Y el secretismo no lo cultivó solo el ministro a cargo ni el presidente que lo nombró, sino también el sector del frente de gobierno que patalea contra el acuerdo, porque se sabe que es más cómodo sentarse a la mesa con pocas sillas, que abrir una conversación pública difícil, querellante, polifónica. Cada vez más, se llama política al festejo de la pequeña identidad. La familia, el grupo de amigues, lxs que nos conocemos de la escuela secundaria. El resto, a balconear. Esa lógica se lleva puesto lo común, el esfuerzo cotidiano de construirlo, y le deja servido, en bandejita de plata, los dulces para que distribuyan los que hacen política como antipolítica -o sea, tratando de terminar de limarle su potencia transformadora. Los Milei, por ponerle un nombre, que capturan el hastío y lo hacen sorteo, que bailotean el pogo del desprecio ante tantas imágenes de privilegiada conciliación. Cosecharán la furia y el desánimo, no prometiéndoles redención a las masas sino una realización del resentimiento. Y ahí nos quiero ver, más que balconeando, escondidas bajo la mesa para cubrirnos del terremoto.

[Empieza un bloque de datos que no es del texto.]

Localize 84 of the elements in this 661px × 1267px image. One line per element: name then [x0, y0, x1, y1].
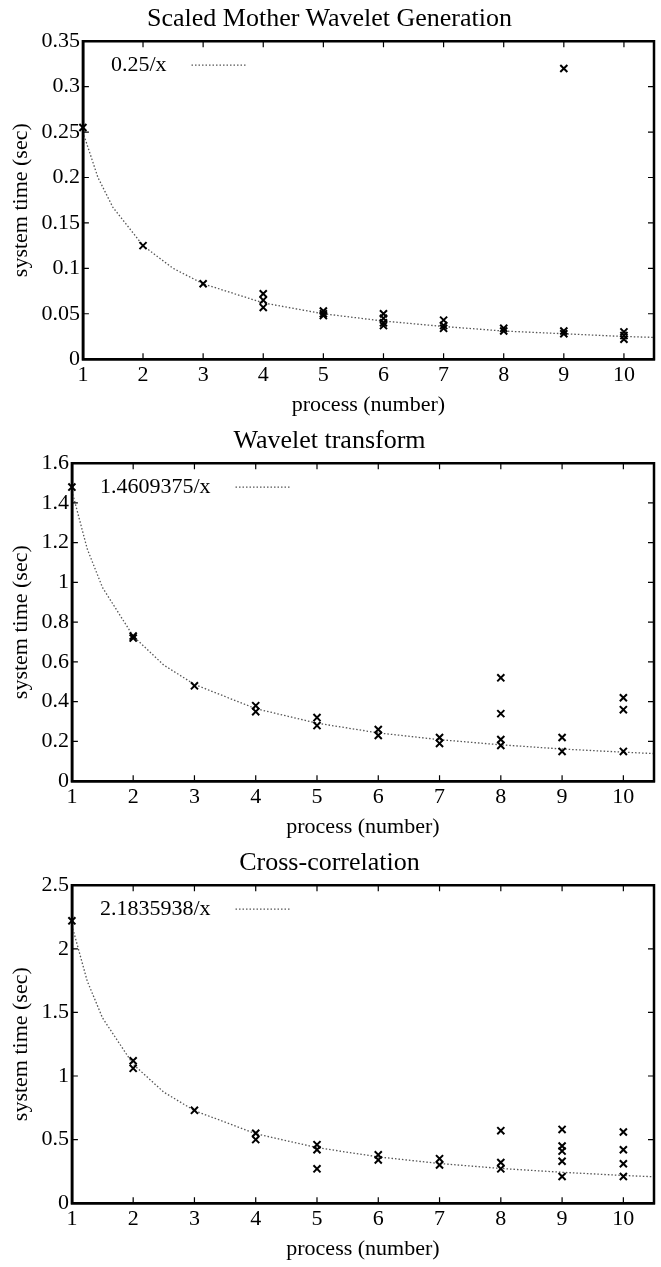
y-axis-title: system time (sec) — [6, 123, 32, 278]
point — [189, 1105, 199, 1115]
y-tick-label: 1 — [57, 1061, 69, 1087]
x-tick-label: 4 — [257, 361, 269, 387]
point — [189, 681, 199, 691]
y-tick-label: 2 — [57, 934, 69, 960]
y-tick-label: 0.1 — [52, 254, 80, 280]
point — [312, 1164, 322, 1174]
y-tick-label: 0 — [57, 766, 69, 792]
y-tick-label: 0.6 — [41, 647, 69, 673]
chart-title: Cross-correlation — [239, 847, 420, 877]
point — [618, 746, 628, 756]
x-tick-label: 10 — [612, 361, 635, 387]
x-tick-label: 10 — [612, 1205, 635, 1231]
y-tick-label: 1.2 — [41, 528, 69, 554]
x-axis-title: process (number) — [286, 1234, 440, 1260]
legend-label: 0.25/x — [110, 50, 167, 76]
x-tick-label: 7 — [434, 783, 446, 809]
y-tick-label: 0.3 — [52, 72, 80, 98]
y-tick-label: 0.4 — [41, 687, 69, 713]
y-tick-label: 0.2 — [52, 163, 80, 189]
point — [496, 709, 506, 719]
legend-label: 2.1835938/x — [99, 894, 211, 920]
point — [618, 693, 628, 703]
chart-title: Scaled Mother Wavelet Generation — [147, 3, 512, 33]
point — [138, 241, 148, 251]
y-tick-label: 0.2 — [41, 727, 69, 753]
x-tick-label: 7 — [438, 361, 450, 387]
x-tick-label: 8 — [495, 783, 507, 809]
x-tick-label: 9 — [558, 361, 570, 387]
point — [557, 732, 567, 743]
y-axis-title: system time (sec) — [6, 967, 32, 1122]
x-tick-label: 8 — [495, 1205, 507, 1231]
y-tick-label: 0 — [68, 344, 80, 370]
point — [618, 705, 628, 715]
x-tick-label: 2 — [127, 1205, 139, 1231]
point — [67, 482, 77, 492]
point — [618, 1145, 628, 1155]
y-tick-label: 1.4 — [41, 488, 69, 514]
x-tick-label: 6 — [372, 783, 384, 809]
point — [67, 916, 77, 926]
x-tick-label: 3 — [188, 783, 200, 809]
x-tick-label: 9 — [556, 1205, 568, 1231]
x-tick-label: 7 — [434, 1205, 446, 1231]
x-tick-label: 6 — [372, 1205, 384, 1231]
x-tick-label: 5 — [317, 361, 329, 387]
point — [618, 1127, 628, 1137]
x-tick-label: 5 — [311, 783, 323, 809]
x-tick-label: 4 — [250, 1205, 262, 1231]
y-tick-label: 2.5 — [41, 870, 69, 896]
y-tick-label: 0 — [57, 1188, 69, 1214]
x-tick-label: 6 — [377, 361, 389, 387]
chart-title: Wavelet transform — [233, 425, 426, 455]
point — [618, 1159, 628, 1169]
legend-label: 1.4609375/x — [99, 472, 211, 498]
point — [557, 746, 567, 756]
x-tick-label: 3 — [197, 361, 209, 387]
y-tick-label: 0.5 — [41, 1125, 69, 1151]
point — [618, 1171, 628, 1182]
x-tick-label: 10 — [612, 783, 635, 809]
y-tick-label: 0.25 — [41, 117, 80, 143]
x-axis-title: process (number) — [286, 812, 440, 838]
point — [496, 673, 506, 683]
y-tick-label: 1.6 — [41, 448, 69, 474]
x-tick-label: 9 — [556, 783, 568, 809]
point — [557, 1171, 567, 1182]
x-tick-label: 2 — [127, 783, 139, 809]
y-tick-label: 0.8 — [41, 607, 69, 633]
y-tick-label: 0.35 — [41, 26, 80, 52]
x-tick-label: 4 — [250, 783, 262, 809]
y-tick-label: 1.5 — [41, 998, 69, 1024]
y-tick-label: 0.05 — [41, 299, 80, 325]
y-axis-title: system time (sec) — [6, 545, 32, 700]
point — [198, 279, 208, 289]
x-tick-label: 3 — [188, 1205, 200, 1231]
point — [559, 63, 569, 73]
x-tick-label: 2 — [137, 361, 149, 387]
x-tick-label: 8 — [498, 361, 510, 387]
x-axis-title: process (number) — [291, 390, 446, 416]
y-tick-label: 1 — [57, 568, 69, 594]
point — [496, 1126, 506, 1136]
y-tick-label: 0.15 — [41, 208, 80, 234]
point — [557, 1124, 567, 1134]
x-tick-label: 5 — [311, 1205, 323, 1231]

No es con llamados voluntaristas a la unidad ni al festejo conservador del orden posible que se contrarresta esto. Como balconeamos aquí y en el mundo, sabemos que la cosa viene difícil y que el panorama es horrible. Pero también que un gobierno puede asumir como en Chile prometiendo la amnistía a lxs presxs por pelear o pasar dos años con Milagro encarcelada en Jujuy, mientras su carcelero es colocado como hombre de bien por varios portavoces de la coalición gobernante. Atarse las manos en nombre de la ley o taparse la boca para conciliar con el Fondo son decisiones políticas, no decisiones ineluctables. Nada de fatalidad. Relaciones de fuerza. El triunfo de las derechas surge, también, de la consolidación de la impotencia de las políticas populares, de la dificultad para transcurrir como agencia transformadora y a la vez de explicar por qué no puede hacerlo.
Convertir, como se hace en muchos momentos, los movimientos sociales en solo proveedores de imágenes y legitimación, sin reconocer su fuerza disruptiva es otro modo de atarse las manos. Para luego declarar que lo que es posible es solo esto. Solo esto: una renuncia conservadora, una apatía de nuevo tipo, una despolitización general. Como tantas otras personas, en estos días, añoramos la palabra de Horacio González. O lo que se cifra en su nombre: una capacidad de pensar críticamente, de habitar con pasión y desmesura la coyuntura política, de no dejarse correr por posibilismo alguno. Mientras seguimos añorando, balbuceemos, hagamos circular más palabras capaces de romper el orden tautológico de la lengua dominante, donde alcanzaría con decir que un acuerdo es un acuerdo. Si no, tanto conservadurismo hace que hasta balconear sea un embole.
- María Pía López, Socióloga, ensayista, investigadora y docente.